Nissin Foods, the maker of Cup Noodles (formerly called Cup O’ Noodles), said its products carry prominent labels warning consumers to handle the hot soup with care, especially when serving it to children.

“Our hearts go out to children and families who have suffered burns of any type,” said the statement from Nissin, whose American headquarters is just outside Los Angeles in Rosemead, Calif. “We urge parents to never leave hot products of any kind in reach of their young children.”

The Jackson family’s complaint against the company acknowledges that the package included warnings about putting the cup in the microwave, the potentially high heat, and the need to handle with care. But it also alleges that the design of the cup is “unsafe for its intended use because of its dimensions, including an overly narrow base.”

The soup’s label, it said, did not sufficiently warn “of its unstable design that significantly increased the risk that the Cup Noodles would tip over and/or spill with the potential for causing severe burns.”

“It never entered my mind that noodle soup could do this degree of damage to a child,” said Ms. Beam, who works full time and attends nursing school at night. “But when I found out how many other children had been burned like this, I decided that I had to do something to get them to change their design. Because no child, and especially no 3-year-old, should have to suffer this degree of pain over a cup of noodles.”

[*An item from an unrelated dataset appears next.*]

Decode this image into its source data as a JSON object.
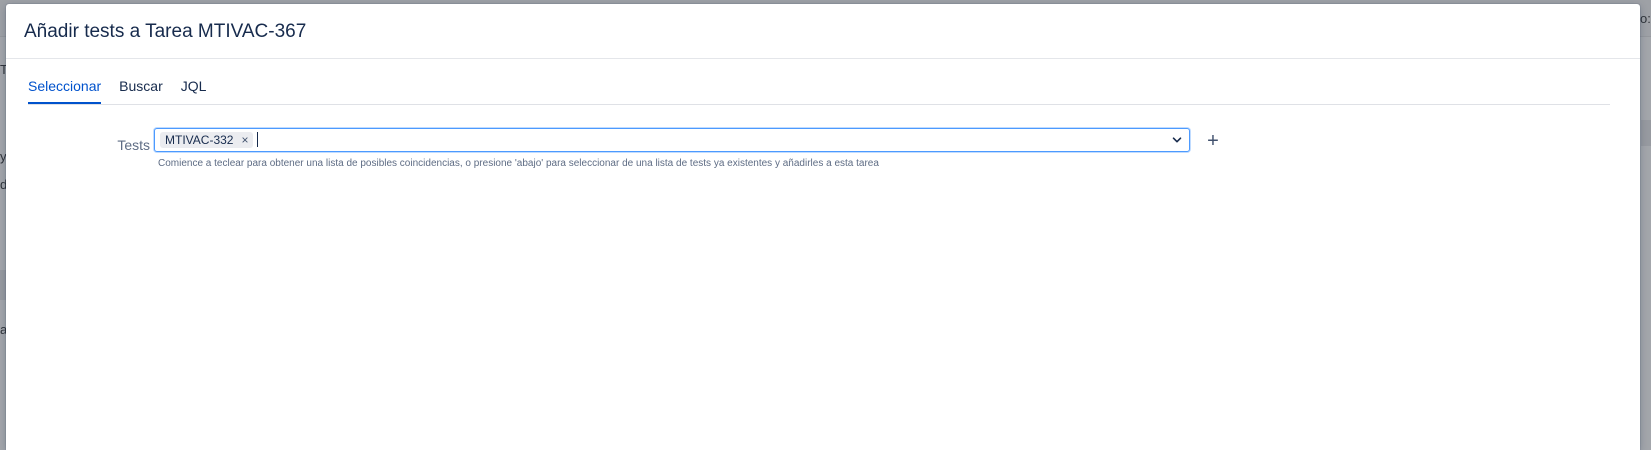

Burn doctors say hot liquid burns are especially dangerous for the very young. “Children have thinner skin and greater susceptibility to burn injury,” said Loyola University Medical Center burn specialist Dr. Richard Gamelli. “Also, if they are wearing footy pajamas or fleecy things or diapers, they can end up with significant burns because they hold the heat and fluid.”

Children can be more severely burned by noodle soups than other types because they retain more heat and the noodles can stick to the skin, doctors say.

University of Chicago researchers in 2011 examined an additional contributing factor: small children’s access to microwave ovens, where handling cups of sloshy soup can easily lead to an injury.

Marla Robinson, assistant director of inpatient therapy services at University of Chicago Medicine, and her colleagues found that all the 4-year-olds who participated in the study could reach, operate, and remove food from a microwave.

“Children as young as 17 months old can turn on a microwave, open the door, and remove items, putting them at significant risk for scald injuries,” said the University of Chicago report, published in the Journal of Trauma.

Ms. Robinson found that the hospital handled 24 cases of children burned by microwaved soup last year, up from nine in 2003. Arguing that it’s too easy for small children to access hot food from a microwave oven, the report recommended that microwaves be redesigned to be more child-resistant.

For now, Ms. Beam said, “these noodles are totally banned from my house.”